The company’s new social knowledge-based platform, SuiteShare, allows clients to upload and access information in one easy-to-use interface. Gelb says there are few other products like it.
“Some are offering similar platforms that are specific for technical documentation or training, but not a single solution for such a wide variety of content.”
He was recently in the United States visiting a client that makes a wide variety of video equipment for both amateurs and professionals.
“The support rep told me their customers say they like them because their competitors are even worse. Well, they don’t want to be less bad; they want to be good. So we’re talking to them about using the SuiteShare platform to quickly get the right information about the right products to their customers.”

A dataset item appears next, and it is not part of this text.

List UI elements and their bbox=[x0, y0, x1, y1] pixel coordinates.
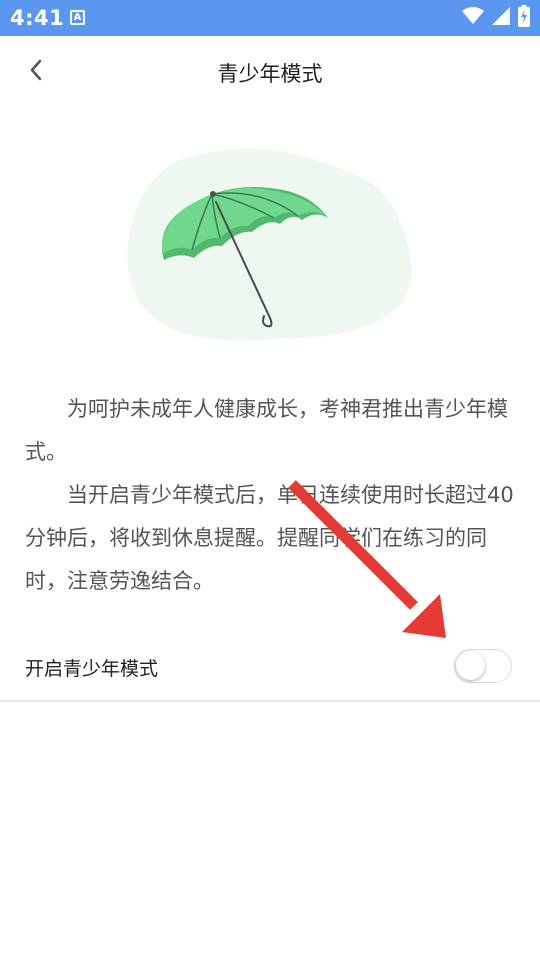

Working with clients always starts with helping them define their customers, Gelb adds.
“Companies generally throw up information onto their portal without understanding who’s trying to access the information and what they are trying to do with it,” he says. “Customer-centric and contextually relevant information is the whole idea behind SuiteShare.”
Among many companies worldwide, increased resources are going into streamlining and improving the process of presenting information.
“Marketing executives are seeing that people look at documentation before they buy the product, and if it’s not useful and accessible they’ll go elsewhere,” says Gelb, who will speak about “customer-centric content” at the Intelligent Content Conference: Breaking Down Barriers event in California early next year.